Anne Perry s Christmas Mysteries Page 0,61

themselves, but when she licked her finger and touched it, it came away red. Was this where the vicar had stumbled, and then gone on down the rest of the way to the bottom? How could she find out?

She held the lantern so she could see the steps closely. They were dark with years of trodden-in coal dust, each bit dropped from a bucket or scuttle carried up full. No matter how closely she looked, all she could distinguish were the most recent marks, a heel dent, and the smear of a sole. They could have been anybody's: Dominic's, the doctor's, even Mrs. Wellbeloved's.

She went to the bottom and looked again, not expecting to find anything or knowing what it would mean even if she did.

Then she saw it: a small, neat pattern of marks she understood very easily-cat prints. Etta had been this way. She walked after the marks, for no real reason except that they led to the second cellar. They were easy to read because they were on plain ground, as if someone had swept all the old marks away with a broom. Why would anybody sweep just a single track, no more than eighteen or twenty inches wide? It was not even clean, just brushed once. Several times it was disturbed at the sides by footprints.

Then she understood. It was not swept-these were drag marks. Someone had pulled something heavy, covered in cloth, from the bottom of the stairs over into the second cellar.

Could the Reverend Wynter have fallen, struck his head and become confused, mistaken where he was and dragged himself in the wrong direction?

No. That was idiotic. There were no handprints in the dust. And his hands would have been filthy when they found him. They weren't: only smudges here and there-the backs as much as the palms.

She was in the second cellar now. When she had found him, he had been lying on his back. But his nose had been scraped, as if he had fallen forward. And there was coal dust on his front as well as his back. The hard, deep wound was on the back of his head.

"Somebody killed him, Harry," she said softly, putting her hand out to touch the dog's soft fur. "Somebody hit him on the head and dragged him in here, and then left him. Why would they do that? He was an old man whom almost everyone loved."

The dog whined and leaned his weight against her leg.

"I don't suppose you know, and even if you do, you can't tell me." She was talking to him because it was so much better not to feel alone. "I'll have to find out without you. We'll have to," she corrected. "I'll tell Dominic when he comes back. Right now, in case anybody calls, I think we should pretend that we don't know anything at all. Come on. It's cold down here, and we shouldn't stay anyway. It isn't safe."

***

When Dominic returned from his visits, tired and cold, she had no alternative but to tell him immediately. It was already midafternoon; there would be little more than an hour before the light began to fade and the ground froze even harder.
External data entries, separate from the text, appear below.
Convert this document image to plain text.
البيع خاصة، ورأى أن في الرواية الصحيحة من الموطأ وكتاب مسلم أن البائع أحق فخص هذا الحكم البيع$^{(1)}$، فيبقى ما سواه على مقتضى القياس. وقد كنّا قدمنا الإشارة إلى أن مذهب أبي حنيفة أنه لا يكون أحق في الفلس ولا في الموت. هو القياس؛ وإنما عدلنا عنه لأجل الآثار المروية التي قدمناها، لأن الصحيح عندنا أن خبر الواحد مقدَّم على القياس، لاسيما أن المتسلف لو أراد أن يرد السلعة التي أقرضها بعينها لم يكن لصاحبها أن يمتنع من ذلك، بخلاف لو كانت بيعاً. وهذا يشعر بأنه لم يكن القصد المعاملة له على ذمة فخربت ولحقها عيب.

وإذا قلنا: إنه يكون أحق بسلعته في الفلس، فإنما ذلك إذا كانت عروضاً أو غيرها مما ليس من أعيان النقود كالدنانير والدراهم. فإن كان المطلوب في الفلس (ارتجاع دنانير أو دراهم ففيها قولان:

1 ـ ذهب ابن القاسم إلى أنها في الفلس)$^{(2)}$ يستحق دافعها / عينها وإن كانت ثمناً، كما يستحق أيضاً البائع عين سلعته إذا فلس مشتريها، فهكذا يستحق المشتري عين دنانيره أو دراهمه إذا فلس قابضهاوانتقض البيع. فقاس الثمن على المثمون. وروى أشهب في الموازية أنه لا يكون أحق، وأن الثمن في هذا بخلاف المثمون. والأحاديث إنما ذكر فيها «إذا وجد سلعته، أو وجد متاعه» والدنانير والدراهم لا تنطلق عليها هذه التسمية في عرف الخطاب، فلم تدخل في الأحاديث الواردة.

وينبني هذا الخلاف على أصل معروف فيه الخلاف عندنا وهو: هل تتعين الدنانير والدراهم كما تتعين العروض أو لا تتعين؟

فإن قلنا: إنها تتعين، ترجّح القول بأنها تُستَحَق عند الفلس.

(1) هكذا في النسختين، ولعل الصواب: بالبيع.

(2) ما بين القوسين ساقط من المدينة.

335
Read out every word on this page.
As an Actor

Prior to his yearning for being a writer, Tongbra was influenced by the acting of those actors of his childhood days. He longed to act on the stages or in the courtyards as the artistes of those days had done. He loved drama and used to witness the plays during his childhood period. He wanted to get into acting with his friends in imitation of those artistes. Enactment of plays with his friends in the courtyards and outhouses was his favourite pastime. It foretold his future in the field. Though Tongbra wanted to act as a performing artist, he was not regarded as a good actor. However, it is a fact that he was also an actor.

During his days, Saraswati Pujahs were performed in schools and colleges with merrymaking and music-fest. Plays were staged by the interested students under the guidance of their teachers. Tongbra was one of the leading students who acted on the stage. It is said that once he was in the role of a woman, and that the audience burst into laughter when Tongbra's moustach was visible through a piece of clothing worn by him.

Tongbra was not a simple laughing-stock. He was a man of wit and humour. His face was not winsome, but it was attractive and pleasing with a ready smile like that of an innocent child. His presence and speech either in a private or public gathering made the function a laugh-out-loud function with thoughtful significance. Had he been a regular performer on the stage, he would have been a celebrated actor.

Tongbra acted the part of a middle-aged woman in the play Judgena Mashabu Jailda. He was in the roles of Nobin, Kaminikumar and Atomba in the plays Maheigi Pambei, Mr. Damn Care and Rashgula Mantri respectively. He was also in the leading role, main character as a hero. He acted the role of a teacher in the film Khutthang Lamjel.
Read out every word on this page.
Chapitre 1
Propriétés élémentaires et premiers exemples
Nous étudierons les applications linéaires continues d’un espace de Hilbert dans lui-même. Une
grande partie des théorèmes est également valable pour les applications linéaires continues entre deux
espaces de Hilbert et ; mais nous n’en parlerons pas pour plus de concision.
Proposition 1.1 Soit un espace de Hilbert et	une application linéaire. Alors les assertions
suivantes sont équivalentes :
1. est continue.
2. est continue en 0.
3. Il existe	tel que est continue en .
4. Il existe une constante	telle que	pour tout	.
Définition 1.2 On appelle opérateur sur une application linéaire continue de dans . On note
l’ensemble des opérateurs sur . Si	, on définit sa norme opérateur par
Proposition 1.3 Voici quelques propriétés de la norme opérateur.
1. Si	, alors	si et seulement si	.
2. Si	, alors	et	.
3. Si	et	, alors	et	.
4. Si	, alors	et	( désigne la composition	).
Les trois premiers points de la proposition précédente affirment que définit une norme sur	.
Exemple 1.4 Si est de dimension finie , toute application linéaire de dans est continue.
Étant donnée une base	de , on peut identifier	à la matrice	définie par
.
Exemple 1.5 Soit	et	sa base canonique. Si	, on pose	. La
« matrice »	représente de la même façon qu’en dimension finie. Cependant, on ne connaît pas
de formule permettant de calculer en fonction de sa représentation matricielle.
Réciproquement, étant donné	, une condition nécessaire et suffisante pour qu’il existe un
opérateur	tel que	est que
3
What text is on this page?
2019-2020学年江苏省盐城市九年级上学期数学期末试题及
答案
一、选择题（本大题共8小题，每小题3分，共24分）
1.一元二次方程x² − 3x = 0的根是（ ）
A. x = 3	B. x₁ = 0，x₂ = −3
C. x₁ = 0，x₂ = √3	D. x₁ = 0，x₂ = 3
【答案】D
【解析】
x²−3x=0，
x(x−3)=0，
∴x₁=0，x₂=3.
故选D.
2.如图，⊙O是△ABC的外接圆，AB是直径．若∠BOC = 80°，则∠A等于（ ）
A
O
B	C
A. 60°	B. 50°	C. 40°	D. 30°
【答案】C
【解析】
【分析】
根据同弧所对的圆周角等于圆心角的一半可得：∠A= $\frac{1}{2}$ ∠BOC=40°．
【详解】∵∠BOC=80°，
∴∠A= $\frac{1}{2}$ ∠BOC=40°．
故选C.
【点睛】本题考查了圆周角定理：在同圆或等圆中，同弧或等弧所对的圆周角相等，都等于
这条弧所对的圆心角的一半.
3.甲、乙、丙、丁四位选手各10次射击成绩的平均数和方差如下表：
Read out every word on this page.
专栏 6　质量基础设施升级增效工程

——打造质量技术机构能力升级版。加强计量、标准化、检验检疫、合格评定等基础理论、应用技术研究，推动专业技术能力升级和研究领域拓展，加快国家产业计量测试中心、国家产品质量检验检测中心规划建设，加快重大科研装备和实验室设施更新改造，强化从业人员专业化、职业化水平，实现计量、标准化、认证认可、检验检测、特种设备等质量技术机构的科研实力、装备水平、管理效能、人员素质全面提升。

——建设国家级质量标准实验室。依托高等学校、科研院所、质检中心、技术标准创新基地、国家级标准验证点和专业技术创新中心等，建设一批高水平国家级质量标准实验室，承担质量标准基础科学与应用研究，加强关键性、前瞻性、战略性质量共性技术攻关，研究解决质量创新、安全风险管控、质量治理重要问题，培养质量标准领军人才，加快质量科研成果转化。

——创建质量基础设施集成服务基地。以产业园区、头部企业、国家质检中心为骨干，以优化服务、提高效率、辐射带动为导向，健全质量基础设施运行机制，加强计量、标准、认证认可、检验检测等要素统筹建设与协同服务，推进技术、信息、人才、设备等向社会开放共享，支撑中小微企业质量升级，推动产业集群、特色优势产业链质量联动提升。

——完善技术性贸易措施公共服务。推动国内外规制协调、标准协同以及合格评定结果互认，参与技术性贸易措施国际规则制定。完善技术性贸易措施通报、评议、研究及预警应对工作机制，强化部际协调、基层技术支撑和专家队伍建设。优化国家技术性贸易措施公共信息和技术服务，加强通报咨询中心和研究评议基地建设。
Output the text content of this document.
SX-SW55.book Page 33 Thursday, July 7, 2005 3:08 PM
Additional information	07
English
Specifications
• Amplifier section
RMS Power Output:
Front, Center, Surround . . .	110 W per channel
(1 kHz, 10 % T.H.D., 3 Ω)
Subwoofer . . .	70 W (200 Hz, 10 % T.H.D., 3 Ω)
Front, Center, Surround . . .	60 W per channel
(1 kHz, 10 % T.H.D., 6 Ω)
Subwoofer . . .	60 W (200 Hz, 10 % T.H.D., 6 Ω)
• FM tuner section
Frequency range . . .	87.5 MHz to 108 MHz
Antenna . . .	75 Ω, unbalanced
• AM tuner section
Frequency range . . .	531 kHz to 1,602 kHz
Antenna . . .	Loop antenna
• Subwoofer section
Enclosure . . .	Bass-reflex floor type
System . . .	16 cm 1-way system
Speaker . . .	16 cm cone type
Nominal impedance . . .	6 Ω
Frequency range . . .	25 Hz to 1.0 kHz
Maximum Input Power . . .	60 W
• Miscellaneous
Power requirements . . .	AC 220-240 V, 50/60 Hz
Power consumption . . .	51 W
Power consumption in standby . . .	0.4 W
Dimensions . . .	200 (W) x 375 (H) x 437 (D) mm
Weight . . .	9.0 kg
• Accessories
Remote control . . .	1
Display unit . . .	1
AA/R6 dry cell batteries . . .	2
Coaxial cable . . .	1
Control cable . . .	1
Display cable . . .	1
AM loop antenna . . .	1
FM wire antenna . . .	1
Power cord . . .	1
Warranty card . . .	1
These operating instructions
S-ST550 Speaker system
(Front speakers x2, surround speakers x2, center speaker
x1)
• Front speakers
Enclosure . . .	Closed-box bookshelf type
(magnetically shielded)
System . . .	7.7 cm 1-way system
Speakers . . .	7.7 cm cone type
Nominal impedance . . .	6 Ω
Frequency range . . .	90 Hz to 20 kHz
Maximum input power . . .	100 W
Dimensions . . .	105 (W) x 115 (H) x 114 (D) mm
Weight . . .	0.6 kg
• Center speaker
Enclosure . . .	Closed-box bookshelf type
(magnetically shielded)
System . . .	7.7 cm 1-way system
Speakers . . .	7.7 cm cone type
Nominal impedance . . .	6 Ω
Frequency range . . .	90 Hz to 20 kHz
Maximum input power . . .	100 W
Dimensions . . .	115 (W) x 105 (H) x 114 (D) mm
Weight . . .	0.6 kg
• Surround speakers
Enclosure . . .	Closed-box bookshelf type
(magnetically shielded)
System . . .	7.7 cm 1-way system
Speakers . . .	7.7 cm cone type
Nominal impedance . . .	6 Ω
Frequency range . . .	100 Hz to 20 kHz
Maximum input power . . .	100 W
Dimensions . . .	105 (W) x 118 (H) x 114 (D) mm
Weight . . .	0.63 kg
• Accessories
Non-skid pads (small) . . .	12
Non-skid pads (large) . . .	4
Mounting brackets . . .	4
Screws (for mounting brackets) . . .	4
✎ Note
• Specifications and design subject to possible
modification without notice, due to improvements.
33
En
"What?" he said incredulously, sitting at the kitchen table, his hands thawing as he held the cup of tea she had made. "Are you sure?"

"Yes, I am sure," she said looking at him steadily. "I'm not being overimaginative, Dominic. Remember the marks on his face and head? Remember how little coal dust there was on his hands? Or on his knees? But there was a tear on the shin of his trousers, and dust where he had been dragged. Go down to the cellar and look. It's still there."

He hesitated.

"Please," she urged. "I don't want to be the only one who saw it. Anyway, I don't think the doctor is going to listen to me."

***

She was perfectly correct-Dr. Fitzpatrick did not believe either of them.

"That suggestion is preposterous," he said irritably, pulling on his mustache. "It is a perfectly ordinary domestic tragedy. An elderly man had a heart attack and fell down the cellar stairs. Or perhaps he simply tripped and then the shock of the fall brought on an attack. He was confused, naturally, perhaps hurt, and he mistakenly crawled in the wrong direction. You are trying to make a horror out of something that is merely sad. And if I may say so, that is a completely irresponsible thing to do."